Il segretario generale della Confederazione sammarinese del lavoro, si legge nella nota del comunicato del sindacato del Titano, “si è quindi soffermato su alcune relazioni allegate al Bilancio dello Stato, e in particolare le parti riguardanti il settore del commercio, per il quale è in corso una difficile trattativa per rinnovare il contratto del comparto: secondo i dati contenuti in tali relazioni, negli ultimi 4 anni le vendite sono in continua espansione. Anche nel 2020 i consumi nel settore commerciale certificati con la Smac sono cresciuti rispetto al 2019; è stato uno dei pochi settori che, nel suo complesso, non ha subito il calo del volume d’affari causato dalla pandemia. Il comparto è poi esploso nel 2021, non solo in base alle transazioni Smac, ma anche considerando la monofase netta, che è passata da 44 milioni del 2020 a 63 milioni nel 2021. È vero che lo scorso anno si è registrato un primo aumento del costo delle materie prime e che in giugno è stato aperto il polo della moda, ma non è pensabile che questi due fattori da soli abbiano portato quasi 20 milioni in più di monofase.
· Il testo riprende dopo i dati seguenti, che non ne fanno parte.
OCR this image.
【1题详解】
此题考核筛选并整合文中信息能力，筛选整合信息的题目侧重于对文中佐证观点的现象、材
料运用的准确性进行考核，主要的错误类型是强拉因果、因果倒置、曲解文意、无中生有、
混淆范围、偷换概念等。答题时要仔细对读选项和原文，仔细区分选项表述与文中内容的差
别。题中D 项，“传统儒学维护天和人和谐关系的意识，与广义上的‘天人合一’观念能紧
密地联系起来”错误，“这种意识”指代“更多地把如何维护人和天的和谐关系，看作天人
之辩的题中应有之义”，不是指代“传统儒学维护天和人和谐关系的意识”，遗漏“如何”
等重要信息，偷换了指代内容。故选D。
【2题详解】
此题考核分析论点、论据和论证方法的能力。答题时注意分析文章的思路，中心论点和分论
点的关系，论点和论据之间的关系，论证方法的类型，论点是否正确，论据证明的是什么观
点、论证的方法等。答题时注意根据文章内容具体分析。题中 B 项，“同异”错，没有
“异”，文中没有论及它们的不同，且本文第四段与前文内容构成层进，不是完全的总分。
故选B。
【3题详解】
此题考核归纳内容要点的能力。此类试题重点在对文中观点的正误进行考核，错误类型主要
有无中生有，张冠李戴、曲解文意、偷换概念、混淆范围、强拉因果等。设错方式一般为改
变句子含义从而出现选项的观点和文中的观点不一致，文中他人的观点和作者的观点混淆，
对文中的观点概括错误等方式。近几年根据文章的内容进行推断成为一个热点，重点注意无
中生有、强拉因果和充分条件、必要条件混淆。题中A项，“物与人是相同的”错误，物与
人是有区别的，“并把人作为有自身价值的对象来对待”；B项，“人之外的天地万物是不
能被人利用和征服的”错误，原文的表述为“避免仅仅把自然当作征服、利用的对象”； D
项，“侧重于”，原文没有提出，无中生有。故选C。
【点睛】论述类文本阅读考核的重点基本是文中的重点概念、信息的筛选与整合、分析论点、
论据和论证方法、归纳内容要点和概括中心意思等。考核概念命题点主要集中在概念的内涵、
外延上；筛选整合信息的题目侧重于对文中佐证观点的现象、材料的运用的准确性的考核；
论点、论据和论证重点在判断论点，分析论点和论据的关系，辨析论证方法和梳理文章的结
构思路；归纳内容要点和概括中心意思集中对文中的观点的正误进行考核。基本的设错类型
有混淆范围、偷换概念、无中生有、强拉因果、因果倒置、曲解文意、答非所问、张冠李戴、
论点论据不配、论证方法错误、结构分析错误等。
Inoltre, la tabella che rileva il valore aggiunto conferma che il commercio è cresciuto anche nel 2020 rispetto al 2019, a differenza di quasi tutti gli altri settori di maggior rilievo, mentre nel 2021 è balzato in avanti di ben il 23,4%, addirittura più del settore manifatturiero. Si tratta di una ulteriore prova che le controparti datoriali interessate, Organizzazione sammarinese degli imprenditori e Unione sammarinese commercio e turismo, nel confronto in corso sul contratto commercio, stanno dando luogo ad un duello con altre associazioni, con l’obiettivo pregiudiziale di non riconoscere ai lavoratori del settore almeno le medesime percentuali di aumento economico ottenute dai lavoratori di industria e artigianato, attraverso gli accordi raggiunti con Associazione nazionale industria San Marino e Unione nazionale artigiani e piccole medie imprese della Repubblica di San Marino”.

Una battuta, infine, sui dati relativi al Bilancio dello Stato: “Rispetto alla diatriba sorta tra il segretario di Stato per le Finanze, Marco Gatti, e il Movimento Rete (avanzo di 5 o disavanzo di 76 milioni?), la Commissione di Controllo della Finanza Pubblica attesta che nel 2021 la gestione ordinaria si è chiusa in passivo di 77,5 milioni. Sicuramente ci saranno ragioni tecniche che potranno tranquillizzarci ma, da profano, mi pare un dato poco rassicurante”.